- Sarosh
- Coordinates: 42°27′11″N 20°32′03″E﻿ / ﻿42.45296074131789°N 20.534040033772786°E
- Country: Kosovo
- District: Gjakova
- Time zone: UTC+1 (Central European Time)
- • Summer (DST): UTC+2 (CEST)

= Sarosh, Rahovec =

Sarosh is a village in the municipality of Rahovec, district of Gjakova, in Kosovo. Sarosh is situated nearby to the villages Dabidol and Qifllak.

==History==
The name of the village is by some considered to be Albanian or of non-Slavic origin.

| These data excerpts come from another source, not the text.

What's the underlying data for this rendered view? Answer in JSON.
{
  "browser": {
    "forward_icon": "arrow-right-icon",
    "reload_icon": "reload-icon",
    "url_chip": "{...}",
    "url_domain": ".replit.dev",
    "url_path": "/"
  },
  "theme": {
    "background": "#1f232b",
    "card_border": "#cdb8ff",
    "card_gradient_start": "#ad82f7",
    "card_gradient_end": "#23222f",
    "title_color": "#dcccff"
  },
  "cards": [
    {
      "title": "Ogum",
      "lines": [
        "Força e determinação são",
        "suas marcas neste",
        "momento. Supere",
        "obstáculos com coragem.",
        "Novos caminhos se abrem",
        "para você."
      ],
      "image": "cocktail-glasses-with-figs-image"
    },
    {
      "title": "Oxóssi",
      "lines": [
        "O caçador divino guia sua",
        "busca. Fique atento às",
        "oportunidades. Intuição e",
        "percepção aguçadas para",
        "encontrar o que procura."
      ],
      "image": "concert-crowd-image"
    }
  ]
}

The village was mentioned in the Ottoman defter of 1591 with 36 households. The Ottoman defter of the 16th century indicates that Sarosh was inhabited by an Albanian population; the names of the inhabitants were mainly Albanian: Gika Koja, Gac Koka, Pepa Gjoni, Biba Lika, Gjin Prendi, Prend Kola, Gjon Vuka, Pal Gjoni, Pal Koka, Deda Vladi, Prend Lika, Papa Pali, Pepa Bic, Prend Duja, Gika Gjoni, Deja Prendi, Bic Kola, Pepa Prendi, Kola Papa, Gac Stepa.

In the area of Sarosh, in a place called Ara e Vade, a fragment of a Neolithic ax, a spherical press and some fragments of prehistoric vessels were found.